Political commentators had widely speculated that the Socialists could take advantage of improved poll ratings and an uptick in summer employment data to call an early election.
The conservative opposition under Mariano Rajoy is widely expected to win the vote, but analysts say the only question is by what margin.
Spanish debt has been in the firing line in financial markets on the heels of a review for a possible downgrade from credit rating agency Moody's, which cited weak growth and out of control regional spending as key challenges for the euro zone's fourth largest economy.
"I'm not convinced an election alone, even if it creates a fairly stable new government, will calm down markets. What we've seen in the last 18 months is that there are events that have a short-term impact on the markets," said David Bach, an economist at IE business school.
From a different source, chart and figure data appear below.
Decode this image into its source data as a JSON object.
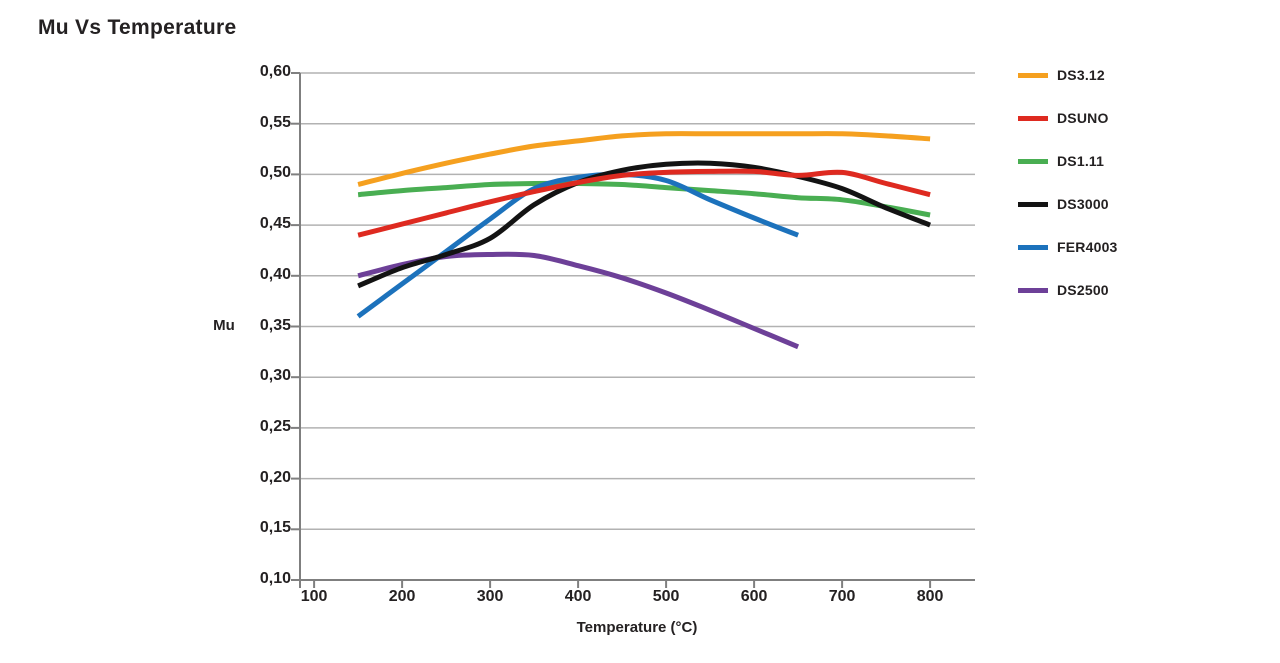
{
  "page_title": "Mu Vs Temperature",
  "styles": {
    "background": "#FFFFFF",
    "text_color": "#242122",
    "grid_color": "#B2B2B2",
    "axis_color": "#7F7F7F"
  },
  "chart_data": {
    "type": "line",
    "title": "Mu Vs Temperature",
    "xlabel": "Temperature (°C)",
    "ylabel": "Mu",
    "xlim": [
      84,
      851
    ],
    "ylim": [
      0.1,
      0.6
    ],
    "grid": "horizontal",
    "legend_position": "right",
    "decimal_separator": ",",
    "x_tick_values": [
      100,
      200,
      300,
      400,
      500,
      600,
      700,
      800
    ],
    "x_tick_labels": [
      "100",
      "200",
      "300",
      "400",
      "500",
      "600",
      "700",
      "800"
    ],
    "y_tick_values": [
      0.6,
      0.55,
      0.5,
      0.45,
      0.4,
      0.35,
      0.3,
      0.25,
      0.2,
      0.15,
      0.1
    ],
    "y_tick_labels": [
      "0,60",
      "0,55",
      "0,50",
      "0,45",
      "0,40",
      "0,35",
      "0,30",
      "0,25",
      "0,20",
      "0,15",
      "0,10"
    ],
    "series": [
      {
        "name": "DS3.12",
        "color": "#F5A01F",
        "x": [
          150,
          200,
          250,
          300,
          350,
          400,
          450,
          500,
          550,
          600,
          650,
          700,
          750,
          800
        ],
        "values": [
          0.49,
          0.501,
          0.511,
          0.52,
          0.528,
          0.533,
          0.538,
          0.54,
          0.54,
          0.54,
          0.54,
          0.54,
          0.538,
          0.535
        ]
      },
      {
        "name": "DSUNO",
        "color": "#DE2A20",
        "x": [
          150,
          200,
          250,
          300,
          350,
          400,
          450,
          500,
          550,
          600,
          650,
          700,
          750,
          800
        ],
        "values": [
          0.44,
          0.451,
          0.462,
          0.473,
          0.483,
          0.492,
          0.499,
          0.502,
          0.503,
          0.503,
          0.499,
          0.502,
          0.491,
          0.48
        ]
      },
      {
        "name": "DS1.11",
        "color": "#49AE52",
        "x": [
          150,
          200,
          250,
          300,
          350,
          400,
          450,
          500,
          550,
          600,
          650,
          700,
          750,
          800
        ],
        "values": [
          0.48,
          0.484,
          0.487,
          0.49,
          0.491,
          0.491,
          0.49,
          0.487,
          0.484,
          0.481,
          0.477,
          0.475,
          0.468,
          0.46
        ]
      },
      {
        "name": "DS3000",
        "color": "#131313",
        "x": [
          150,
          200,
          250,
          300,
          350,
          400,
          450,
          500,
          550,
          600,
          650,
          700,
          750,
          800
        ],
        "values": [
          0.39,
          0.408,
          0.421,
          0.437,
          0.47,
          0.492,
          0.504,
          0.51,
          0.511,
          0.507,
          0.498,
          0.486,
          0.467,
          0.45
        ]
      },
      {
        "name": "FER4003",
        "color": "#1C72BC",
        "x": [
          150,
          200,
          250,
          300,
          350,
          400,
          450,
          500,
          550,
          600,
          650
        ],
        "values": [
          0.36,
          0.392,
          0.424,
          0.456,
          0.486,
          0.497,
          0.5,
          0.494,
          0.475,
          0.457,
          0.44
        ]
      },
      {
        "name": "DS2500",
        "color": "#6D4098",
        "x": [
          150,
          200,
          250,
          300,
          350,
          400,
          450,
          500,
          550,
          600,
          650
        ],
        "values": [
          0.4,
          0.411,
          0.419,
          0.421,
          0.42,
          0.41,
          0.398,
          0.383,
          0.366,
          0.348,
          0.33
        ]
      }
    ]
  }
}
"The markets will probably respond positively initially until they realise there might not be an alternative plan as people had hoped for."
Unpopular Zapatero has been considered a weak leader since he decided not to run again earlier this year, and the Socialists badly lost a May regional election.
Former Interior Minister Alfredo Perez Rubalcaba was subsequently named the Socialist candidate.
A survey by the Centre of Socialogical Investigations conducted from July 4 to 11 gave the Socialists, lead by Rubalcaba, an approval rating of 36 percent compared to the Popular Party's 43.1 percent.
The poll results showed the Socialists had narrowed the PP's lead by 3 percentage points from the previous poll in April and since Rubalcaba announced he would run for the prime minister post.
According to the poll, 81.5 of those surveyed had little of no confidence in Zapatero.